Financial Highlights

  • CY 2011 EPS grows by more than 17% establishing new company record
  • GAAP operating margins of 28%
  • Nearly $1 billion in operating cash flow
  • $1 billion stock repurchase program
  • 9% increase in cash dividend to 18 cents per share
  • Expects 2012 GAAP EPS of 63 cents

 

Other Highlights

  • Digital revenues of $1.6 billion accounted for more than 34% of total revenues in 2011
  • Blizzard Entertainment’s World of Warcraft Remains #1 Subscription-based MMORPG with Approximately 10.2 Million Subscribers as of 12/31/11
  • For the calendar year, in aggregate across all platforms in the U.S. and Europe, Activision Publishing’s Call of Duty: Modern Warfare 3 was the #1 best-selling title in dollars, and Call of Duty: Black Ops was the #5 best-selling title in dollars.
  • In November 2011, Call of Duty: Modern Warfare 3 became the first video game ever to surpass $775 million in retail sales in its first five days of release and the only entertainment property to cross the $1 billion mark in 16-days, eclipsing  Avatar’s 17-day record.
  • As of January 31, 2012, more than seven million gamers have registered for Call of Duty Elite, including more than 1.5 million premium annual memberships the company has sold for the online service.
  • Call of Duty: Modern Warfare 3 players logged more than 639 million hours of online gameplay through December 31, 2011.
  • Total unique online gamers playing Call of Duty: Modern Warfare 3 were more than 12% greater than the total unique online gamers who played Call of Duty: Black Ops during the first two months after each game’s release.
  • In North America and Europe, including accessory packs and figures, Skylanders Spyro’s Adventure was the #8 best-selling game in dollars for the fourth quarter of 2011 and #1 selling kids’ title in dollars in the calendar year. Additionally, in North America, including accessory packs and figures, Skylanders  Spyro’s Adventure was the #10 best-selling title in dollars.
  • For the calendar year, Blizzard Entertainment had two top-10 PC games in North America and Europe with StarCraft  II: Wings of Liberty and World of Warcraft: Cataclysm.
  • Activision Blizzard purchased an aggregate of 61 million shares of its common stock for approximately $692 million in 2011.

 

 

For calendar year 2011, Activision Blizzard’s GAAP net revenues were $4.76 billion, as compared with $4.45 billion for 2010.  The company delivered record calendar year net revenues from digital channels, accounting for a record of more than 34% of the company’s total net revenues. For calendar year 2011, Activision Blizzard’s earnings per diluted share increased to 92 cents, as compared with 33 cents per diluted share for 2010.
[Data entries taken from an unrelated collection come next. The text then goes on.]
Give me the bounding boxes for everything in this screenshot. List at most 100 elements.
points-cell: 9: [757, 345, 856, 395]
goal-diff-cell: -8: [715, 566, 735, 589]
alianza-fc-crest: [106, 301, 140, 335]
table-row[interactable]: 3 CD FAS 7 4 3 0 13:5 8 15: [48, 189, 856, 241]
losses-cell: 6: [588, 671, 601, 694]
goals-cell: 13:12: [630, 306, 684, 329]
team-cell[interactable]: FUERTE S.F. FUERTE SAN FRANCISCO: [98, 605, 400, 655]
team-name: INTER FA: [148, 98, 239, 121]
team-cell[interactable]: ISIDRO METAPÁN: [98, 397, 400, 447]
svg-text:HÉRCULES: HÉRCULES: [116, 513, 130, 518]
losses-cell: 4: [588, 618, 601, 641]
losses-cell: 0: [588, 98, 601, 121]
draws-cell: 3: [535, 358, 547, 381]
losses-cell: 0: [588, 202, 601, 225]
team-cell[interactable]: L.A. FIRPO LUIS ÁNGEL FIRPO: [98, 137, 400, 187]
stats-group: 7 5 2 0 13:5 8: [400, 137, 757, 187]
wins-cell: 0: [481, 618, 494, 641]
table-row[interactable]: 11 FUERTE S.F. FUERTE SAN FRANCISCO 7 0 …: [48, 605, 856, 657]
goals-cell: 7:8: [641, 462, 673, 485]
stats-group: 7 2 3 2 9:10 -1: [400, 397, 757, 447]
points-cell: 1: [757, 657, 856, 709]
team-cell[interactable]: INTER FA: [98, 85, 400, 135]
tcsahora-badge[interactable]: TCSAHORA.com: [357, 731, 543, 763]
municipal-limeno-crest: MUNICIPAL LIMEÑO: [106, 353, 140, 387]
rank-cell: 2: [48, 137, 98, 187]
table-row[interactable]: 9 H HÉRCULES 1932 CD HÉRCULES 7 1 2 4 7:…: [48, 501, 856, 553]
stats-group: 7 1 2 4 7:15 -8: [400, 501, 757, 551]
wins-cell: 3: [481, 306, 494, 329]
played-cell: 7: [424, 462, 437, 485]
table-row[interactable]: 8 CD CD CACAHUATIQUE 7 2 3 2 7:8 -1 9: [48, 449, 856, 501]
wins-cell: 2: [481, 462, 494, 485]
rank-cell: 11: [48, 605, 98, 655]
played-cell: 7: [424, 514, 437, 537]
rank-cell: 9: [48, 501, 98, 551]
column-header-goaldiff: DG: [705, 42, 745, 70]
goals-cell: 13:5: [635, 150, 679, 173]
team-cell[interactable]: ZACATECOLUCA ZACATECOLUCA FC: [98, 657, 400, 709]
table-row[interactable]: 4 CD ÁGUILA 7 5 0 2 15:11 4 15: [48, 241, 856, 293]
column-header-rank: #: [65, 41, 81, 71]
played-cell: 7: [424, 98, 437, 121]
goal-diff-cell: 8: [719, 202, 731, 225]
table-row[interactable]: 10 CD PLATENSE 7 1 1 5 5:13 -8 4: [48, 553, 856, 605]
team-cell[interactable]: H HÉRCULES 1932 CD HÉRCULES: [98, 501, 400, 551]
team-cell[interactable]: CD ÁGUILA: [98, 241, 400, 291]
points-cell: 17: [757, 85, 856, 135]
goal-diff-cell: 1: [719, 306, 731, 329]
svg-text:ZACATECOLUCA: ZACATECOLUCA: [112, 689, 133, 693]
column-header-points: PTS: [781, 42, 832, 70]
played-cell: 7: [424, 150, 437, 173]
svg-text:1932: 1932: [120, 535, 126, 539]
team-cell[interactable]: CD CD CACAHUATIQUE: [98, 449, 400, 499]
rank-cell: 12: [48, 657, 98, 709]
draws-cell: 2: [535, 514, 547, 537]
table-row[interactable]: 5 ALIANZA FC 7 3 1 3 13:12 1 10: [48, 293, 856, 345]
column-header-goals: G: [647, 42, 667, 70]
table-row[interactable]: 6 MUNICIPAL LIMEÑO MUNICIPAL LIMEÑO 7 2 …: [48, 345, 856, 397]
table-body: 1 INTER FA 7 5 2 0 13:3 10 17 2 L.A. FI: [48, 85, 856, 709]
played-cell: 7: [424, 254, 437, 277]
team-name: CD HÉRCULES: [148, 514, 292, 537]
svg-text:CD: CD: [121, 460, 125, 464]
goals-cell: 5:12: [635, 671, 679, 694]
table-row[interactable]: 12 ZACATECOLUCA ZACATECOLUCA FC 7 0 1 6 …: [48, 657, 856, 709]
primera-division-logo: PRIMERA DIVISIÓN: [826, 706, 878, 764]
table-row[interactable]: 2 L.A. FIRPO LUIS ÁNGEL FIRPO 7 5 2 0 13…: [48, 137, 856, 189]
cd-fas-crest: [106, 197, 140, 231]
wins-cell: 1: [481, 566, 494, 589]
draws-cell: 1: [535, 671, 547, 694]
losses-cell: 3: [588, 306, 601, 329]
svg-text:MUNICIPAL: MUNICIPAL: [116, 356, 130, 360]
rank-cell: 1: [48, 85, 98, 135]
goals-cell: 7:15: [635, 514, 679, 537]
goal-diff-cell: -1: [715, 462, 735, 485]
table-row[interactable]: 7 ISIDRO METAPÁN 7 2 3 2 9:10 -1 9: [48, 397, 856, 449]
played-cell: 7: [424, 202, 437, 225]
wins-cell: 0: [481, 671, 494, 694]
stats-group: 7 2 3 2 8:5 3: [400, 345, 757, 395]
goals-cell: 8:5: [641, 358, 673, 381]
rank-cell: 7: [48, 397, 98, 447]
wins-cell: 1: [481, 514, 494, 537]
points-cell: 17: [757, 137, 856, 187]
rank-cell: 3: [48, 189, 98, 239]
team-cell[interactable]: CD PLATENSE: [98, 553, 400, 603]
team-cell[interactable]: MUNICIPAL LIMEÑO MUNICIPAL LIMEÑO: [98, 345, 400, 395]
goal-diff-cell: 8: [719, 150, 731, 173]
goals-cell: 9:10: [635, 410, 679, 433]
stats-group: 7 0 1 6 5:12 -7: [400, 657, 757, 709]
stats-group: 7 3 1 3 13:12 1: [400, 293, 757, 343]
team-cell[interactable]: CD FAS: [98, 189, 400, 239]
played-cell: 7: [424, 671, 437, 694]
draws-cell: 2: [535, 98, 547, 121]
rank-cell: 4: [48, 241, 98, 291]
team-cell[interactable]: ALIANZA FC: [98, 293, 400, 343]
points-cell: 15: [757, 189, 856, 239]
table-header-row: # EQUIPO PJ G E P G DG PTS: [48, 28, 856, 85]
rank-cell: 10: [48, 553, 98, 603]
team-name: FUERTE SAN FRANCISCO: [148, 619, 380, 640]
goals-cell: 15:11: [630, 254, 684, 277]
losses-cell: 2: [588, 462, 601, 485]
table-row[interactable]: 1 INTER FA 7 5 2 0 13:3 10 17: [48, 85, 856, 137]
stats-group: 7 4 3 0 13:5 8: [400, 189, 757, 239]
For the quarter ended December 31, 2011, the company delivered net revenues of $1.41 billion, as compared with $1.43 billion for the fourth quarter of 2010.   For the quarter ended December 31, 2011, Activision Blizzard’s earnings per diluted share were 8 cents, as compared with a loss per share of 20 cents for the fourth quarter of 2010.
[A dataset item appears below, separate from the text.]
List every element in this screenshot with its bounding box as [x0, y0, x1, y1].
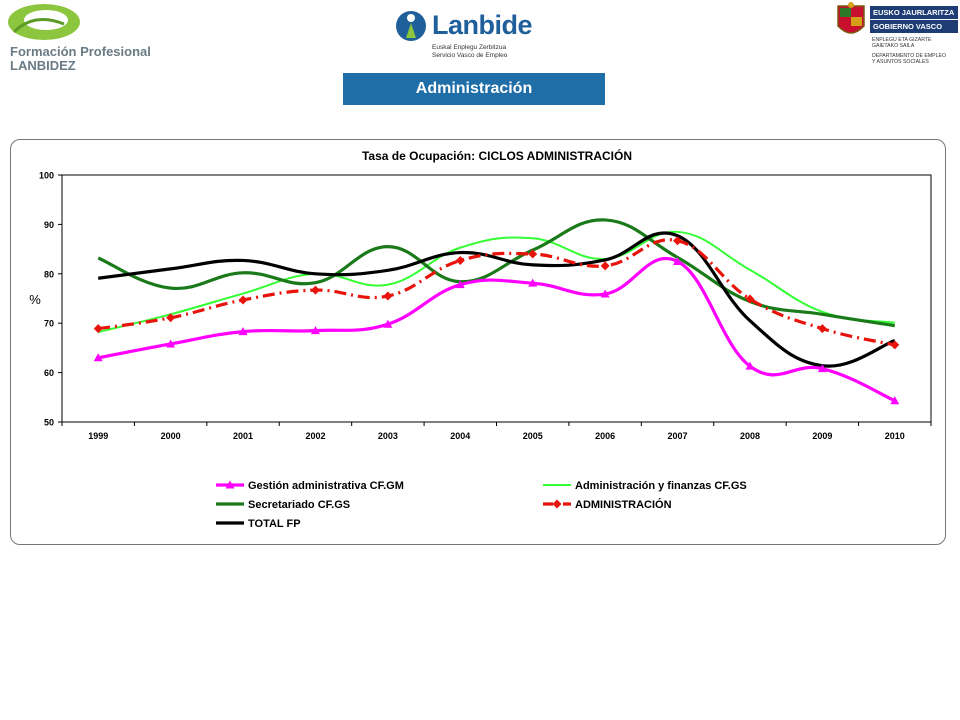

Bobby Kotick (Chief executive officer, Activision Blizzard):  With better than expected net revenues, record earnings, record operating margins, and having generated nearly $1 billion in operating cash flow, Activision Blizzard continues to set the industry success bar.”

 

Company Outlook: In March 2012, Activision Publishing expects to release the first Call of Duty: Modern Warfare 3 Content Collection, a compilation of content previously released to Call of Duty Elite premium members, on the Xbox 360 video game and entertainment system from Microsoft.
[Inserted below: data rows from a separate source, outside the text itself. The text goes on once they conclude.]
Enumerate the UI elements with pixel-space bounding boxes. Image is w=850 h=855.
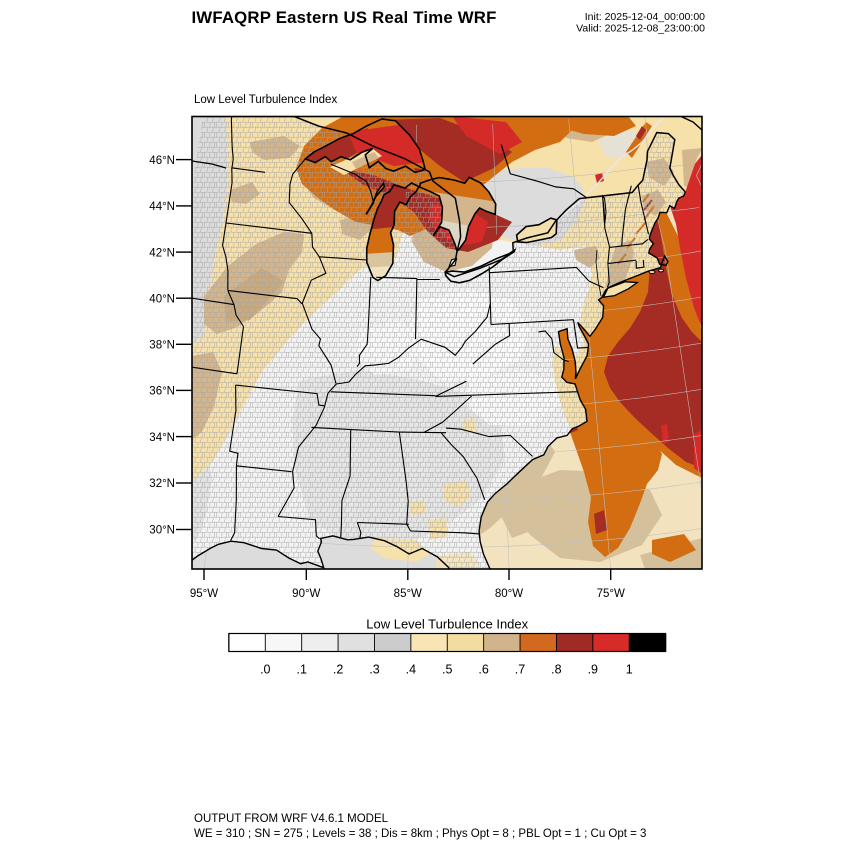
svg-text:80°W: 80°W: [495, 588, 523, 600]
svg-text:75°W: 75°W: [597, 588, 625, 600]
svg-text:32°N: 32°N: [149, 478, 175, 490]
svg-text:.5: .5: [442, 663, 452, 677]
svg-text:OUTPUT FROM WRF V4.6.1 MODEL: OUTPUT FROM WRF V4.6.1 MODEL: [194, 813, 389, 825]
svg-text:34°N: 34°N: [149, 432, 175, 444]
svg-text:.4: .4: [406, 663, 416, 677]
svg-text:Valid: 2025-12-08_23:00:00: Valid: 2025-12-08_23:00:00: [576, 23, 705, 35]
svg-text:.0: .0: [260, 663, 270, 677]
svg-text:46°N: 46°N: [149, 155, 175, 167]
svg-text:90°W: 90°W: [292, 588, 320, 600]
svg-text:30°N: 30°N: [149, 525, 175, 537]
svg-text:95°W: 95°W: [190, 588, 218, 600]
svg-text:.8: .8: [551, 663, 561, 677]
svg-text:44°N: 44°N: [149, 201, 175, 213]
svg-text:WE = 310 ; SN = 275 ; Levels =: WE = 310 ; SN = 275 ; Levels = 38 ; Dis …: [194, 828, 646, 840]
svg-text:Init: 2025-12-04_00:00:00: Init: 2025-12-04_00:00:00: [585, 11, 705, 23]
svg-text:.7: .7: [515, 663, 525, 677]
svg-text:.9: .9: [588, 663, 598, 677]
svg-text:.2: .2: [333, 663, 343, 677]
svg-text:40°N: 40°N: [149, 293, 175, 305]
svg-text:85°W: 85°W: [394, 588, 422, 600]
svg-text:Low Level Turbulence Index: Low Level Turbulence Index: [194, 94, 337, 106]
svg-text:IWFAQRP Eastern US Real Time W: IWFAQRP Eastern US Real Time WRF: [191, 8, 496, 27]
svg-text:.3: .3: [369, 663, 379, 677]
svg-text:.6: .6: [478, 663, 488, 677]
svg-text:.1: .1: [296, 663, 306, 677]
svg-text:1: 1: [626, 663, 633, 677]
svg-text:Low Level Turbulence Index: Low Level Turbulence Index: [366, 617, 528, 632]
svg-text:42°N: 42°N: [149, 247, 175, 259]
svg-text:38°N: 38°N: [149, 340, 175, 352]
svg-text:36°N: 36°N: [149, 386, 175, 398]
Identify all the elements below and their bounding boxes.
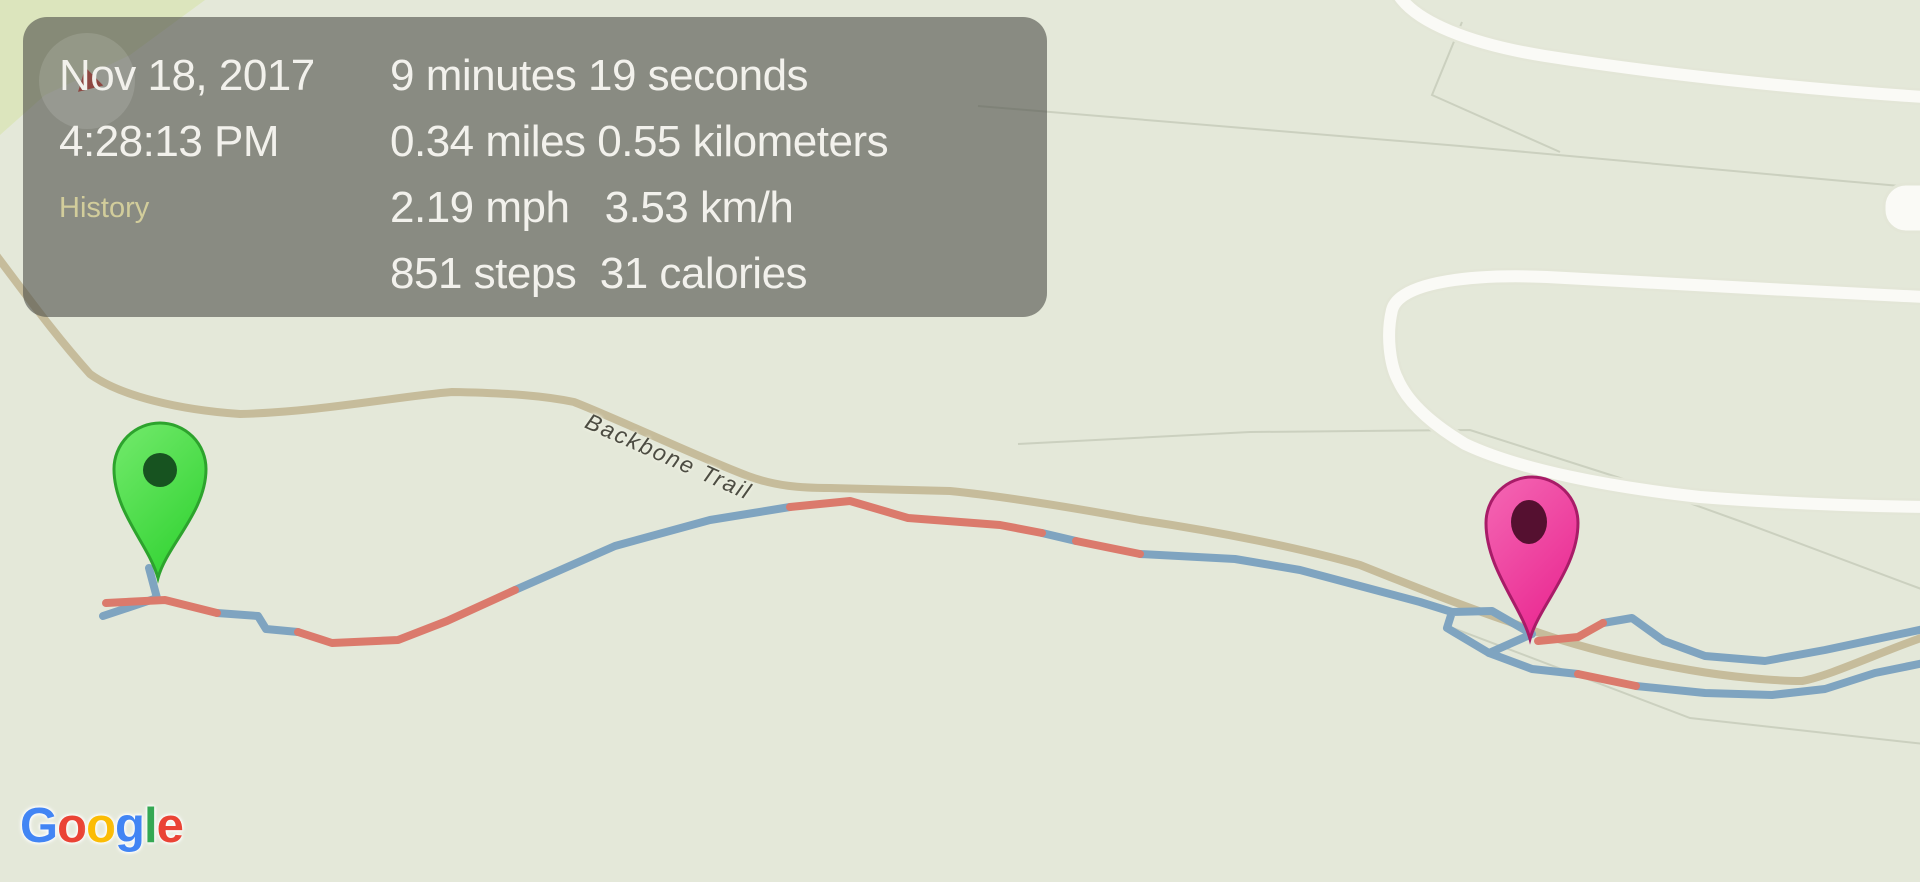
session-info-card: Nov 18, 2017 4:28:13 PM History 9 minute… <box>23 17 1047 317</box>
google-logo[interactable]: Google <box>20 798 184 854</box>
logo-letter: o <box>86 799 116 853</box>
white-road <box>1380 0 1920 516</box>
start-pin-icon[interactable] <box>112 421 208 584</box>
logo-letter: l <box>143 799 158 853</box>
session-meta-column: Nov 18, 2017 4:28:13 PM History <box>59 43 315 241</box>
boundary-lines <box>977 21 1920 745</box>
stat-distance: 0.34 miles 0.55 kilometers <box>390 117 889 166</box>
logo-letter: e <box>156 799 184 853</box>
stat-speed: 2.19 mph 3.53 km/h <box>390 183 794 232</box>
stat-duration: 9 minutes 19 seconds <box>390 51 809 100</box>
stat-steps-calories: 851 steps 31 calories <box>390 249 808 298</box>
play-button-ghost <box>39 33 135 129</box>
end-pin-icon[interactable] <box>1484 475 1580 645</box>
logo-letter: G <box>20 799 58 853</box>
logo-letter: o <box>57 799 87 853</box>
route-red <box>102 497 1640 690</box>
session-date: Nov 18, 2017 <box>59 51 315 100</box>
history-label: History <box>59 191 150 224</box>
route-blue <box>99 503 1920 699</box>
session-stats-column: 9 minutes 19 seconds 0.34 miles 0.55 kil… <box>390 43 889 307</box>
session-start-time: 4:28:13 PM <box>59 117 280 166</box>
logo-letter: g <box>115 799 145 853</box>
trail-path <box>0 253 1920 685</box>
The company’s first quarter 2012 outlook does not incorporate a new release from Blizzard Entertainment, but its calendar year 2012 outlook anticipates two releases from Blizzard Entertainment.   In addition, the company’s full year revenue outlook is expected to be impacted by a reduction of about $130 million in revenues from the company’s lower margin distribution and affiliate title businesses and a negative year-over-year foreign exchange planning assumption of approximately $200 million.